Le Mexique dans un miroir : les ex-voto de San Juan de los Lagos (1870 - 1945)


Symbolique et codes au sein de l’ex-voto

"La pintura moderna conserva su tradición en los cuadros de iglesia; San Juan va vestido de verde, así como Cristo y la Virgen de rojo y azul, y Dios de blanco. El simbolismo, esa antigua ciencia, se convierte en arte y ya no es en nuestros días [1839] más que cuestión de oficio"


                                                Federico de Portal



Culture populaire ou culture savante, peu importe. Les milagreros et leurs fidèles sont les dépositaires d’une culture multiséculaire; qui plus est, ils restent dans un univers où l’écrit est souvent malhabile, voire défaillant, l’image dominante. Aussi ne faut-il pas s’étonner de les voir manier tout un système de codifications, dont la richesse peut nous surprendre. Paradoxalement, nous vivons environnés d’images, mais celles-ci sont anarchiques et destructurées, lisibles au premier degré seulement.

Il est un ex-voto, qu’on peut qualifier de silencieux : c’est un des plus mystérieux et déconcertants qui soit, d’abord par le dialogue secret qui semble s’établir entre la donatrice et l’image, à la fois lointaine et présente: une longue diagonale traverse la peinture, unit les deux personnages. À sa façon, elle permet déjà une lecture. Mais le système de codification est encore plus profond, semble retenir les leçons d’Alciato, le grand maître de l’emblématique du XVIe siècle, dont notre milagrero n’a bien entendu aucune connaissance. L’eau, les montagnes lointaines et le ciel, dans des tons bleus, sont le domaine réservé de la Vierge. Quant à la colline surmontée d’un arbre (conifère?) elle reprend certains des attributs de la Vierge –plutôt de l’Immaculée, catégorie à laquelle appartient N.D. de San Juan.

Bien entendu une bonne partie de cette culture, d’origine cléricale, reprend l’iconographie traditionnelle (y compris les couleurs rouge et bleue) de l’image sainte. D’où tous les éléments symboliques qui la séparent de la contamination (nuages, piédestal, autel, camarin)…. D’où la protection symbolique qu’elle étend sur ses fidèles, par le biais de ses couleurs de prédilection: ce peut être une simple ceinture rouge, une couverture ou un sarape de même couleur. Le bleu peut jouer le même rôle. Sans oublier les combinaisons entre les deux coloris. Le rouge, sous forme de drapé (sur une table, dans un dais) accompagne la plupart des tableaux royaux: quoi d’étonnant de le voir aussi soutenir la majesté de la Reine des Cieux.

Mais cette culture –telle qu’elle s’exprime à travers les ex-voto- peut aussi construire, à partir de ses présupposés sociaux, ses codes originaux.
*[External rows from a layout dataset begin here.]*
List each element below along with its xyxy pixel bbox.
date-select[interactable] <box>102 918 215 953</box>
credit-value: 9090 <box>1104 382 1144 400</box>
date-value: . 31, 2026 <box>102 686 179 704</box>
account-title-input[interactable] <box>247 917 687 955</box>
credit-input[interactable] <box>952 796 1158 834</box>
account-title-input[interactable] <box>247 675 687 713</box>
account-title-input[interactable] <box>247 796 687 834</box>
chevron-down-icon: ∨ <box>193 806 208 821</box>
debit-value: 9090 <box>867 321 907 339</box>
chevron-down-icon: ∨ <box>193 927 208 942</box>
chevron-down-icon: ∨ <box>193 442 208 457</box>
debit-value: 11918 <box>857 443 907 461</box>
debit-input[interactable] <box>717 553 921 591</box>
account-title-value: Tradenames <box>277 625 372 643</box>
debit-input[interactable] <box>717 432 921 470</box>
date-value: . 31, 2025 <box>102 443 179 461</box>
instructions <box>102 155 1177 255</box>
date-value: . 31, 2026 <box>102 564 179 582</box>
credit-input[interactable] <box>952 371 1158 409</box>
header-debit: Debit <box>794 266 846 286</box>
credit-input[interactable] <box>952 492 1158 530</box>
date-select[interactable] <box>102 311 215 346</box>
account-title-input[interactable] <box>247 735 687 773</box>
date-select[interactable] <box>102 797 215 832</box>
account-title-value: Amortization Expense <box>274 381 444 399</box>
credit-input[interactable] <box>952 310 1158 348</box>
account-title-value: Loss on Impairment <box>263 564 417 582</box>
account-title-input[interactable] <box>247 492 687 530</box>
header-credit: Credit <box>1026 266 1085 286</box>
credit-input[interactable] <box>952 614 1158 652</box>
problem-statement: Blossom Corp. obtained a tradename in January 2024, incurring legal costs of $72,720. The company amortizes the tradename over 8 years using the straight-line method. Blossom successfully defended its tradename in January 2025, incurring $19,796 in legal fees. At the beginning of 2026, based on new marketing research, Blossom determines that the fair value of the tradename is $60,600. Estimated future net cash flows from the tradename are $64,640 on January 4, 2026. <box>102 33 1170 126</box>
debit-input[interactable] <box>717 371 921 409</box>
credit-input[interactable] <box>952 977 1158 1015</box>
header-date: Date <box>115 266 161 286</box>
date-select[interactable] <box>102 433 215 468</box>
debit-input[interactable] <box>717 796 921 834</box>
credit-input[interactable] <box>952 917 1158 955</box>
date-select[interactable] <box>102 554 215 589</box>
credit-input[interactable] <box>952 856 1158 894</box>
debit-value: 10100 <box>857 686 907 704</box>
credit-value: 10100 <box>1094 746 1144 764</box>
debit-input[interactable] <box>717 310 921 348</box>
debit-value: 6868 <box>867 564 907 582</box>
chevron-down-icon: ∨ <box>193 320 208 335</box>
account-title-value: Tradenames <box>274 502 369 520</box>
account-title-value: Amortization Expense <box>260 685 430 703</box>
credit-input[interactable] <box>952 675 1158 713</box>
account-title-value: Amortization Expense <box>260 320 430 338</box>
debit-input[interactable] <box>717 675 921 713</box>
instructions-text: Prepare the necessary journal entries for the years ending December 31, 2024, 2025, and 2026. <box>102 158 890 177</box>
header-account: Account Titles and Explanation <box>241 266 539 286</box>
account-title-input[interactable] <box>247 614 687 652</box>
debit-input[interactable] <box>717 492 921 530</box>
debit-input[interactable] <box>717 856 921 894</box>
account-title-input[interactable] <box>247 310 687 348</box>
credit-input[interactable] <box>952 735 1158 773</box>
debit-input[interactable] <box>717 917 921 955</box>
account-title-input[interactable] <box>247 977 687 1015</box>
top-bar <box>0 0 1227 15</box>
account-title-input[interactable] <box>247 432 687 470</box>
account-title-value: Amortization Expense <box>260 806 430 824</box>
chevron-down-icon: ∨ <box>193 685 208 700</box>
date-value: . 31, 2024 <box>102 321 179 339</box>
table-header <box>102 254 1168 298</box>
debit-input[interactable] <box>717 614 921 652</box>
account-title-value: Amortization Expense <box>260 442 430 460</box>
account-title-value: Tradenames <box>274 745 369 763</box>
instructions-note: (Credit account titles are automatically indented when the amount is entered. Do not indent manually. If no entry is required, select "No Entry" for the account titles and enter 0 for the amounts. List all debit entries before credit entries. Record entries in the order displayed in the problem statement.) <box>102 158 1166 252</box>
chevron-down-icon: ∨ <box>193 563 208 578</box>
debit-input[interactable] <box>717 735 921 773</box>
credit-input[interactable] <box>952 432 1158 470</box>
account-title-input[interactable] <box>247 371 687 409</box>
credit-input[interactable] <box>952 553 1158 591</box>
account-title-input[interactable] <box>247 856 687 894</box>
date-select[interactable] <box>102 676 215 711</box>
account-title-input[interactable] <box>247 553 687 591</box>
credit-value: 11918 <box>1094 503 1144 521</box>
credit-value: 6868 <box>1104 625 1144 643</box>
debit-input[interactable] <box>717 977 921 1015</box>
Si l’on accepte que la ligne de séparation la plus forte est celle qui sépare les sexes, il faut s’attendre à un système de conventions qui enserre cette différence: c’est à la coiffure de remplir ce rôle. Tête nue pour l’homme, tête couverte pour la femme devant l’image, chapeau pour l’un, rebozo pour l’autre. Sur la plus grande partie de la période les deux signes sont là. Même lorsque l’homme est absent, son chapeau est là, pour rappel.

Où est la frontière entre code et stylisation? Elle est ténue, les bouteilles (de médicaments) qui accompagnent certains ex-voto dédiés à la maladie, les magueys et nopals qui donnent leur tonalité mexicaine aux paysages appartiennent à quel univers? Peu importe. Affiché sur les murs du sanctuaire, ce langage de signes conventionnel et perpétuellement rénové tout à la fois, «bricolé», est intelligible par tous. Pour cela nous ne partageons pas le pessimisme de l’aristocratique baron Portal: ces conventions –si on veut les appeler comme cela- sont des vecteurs de message, et de dialogue, ne constituent pas une langue morte.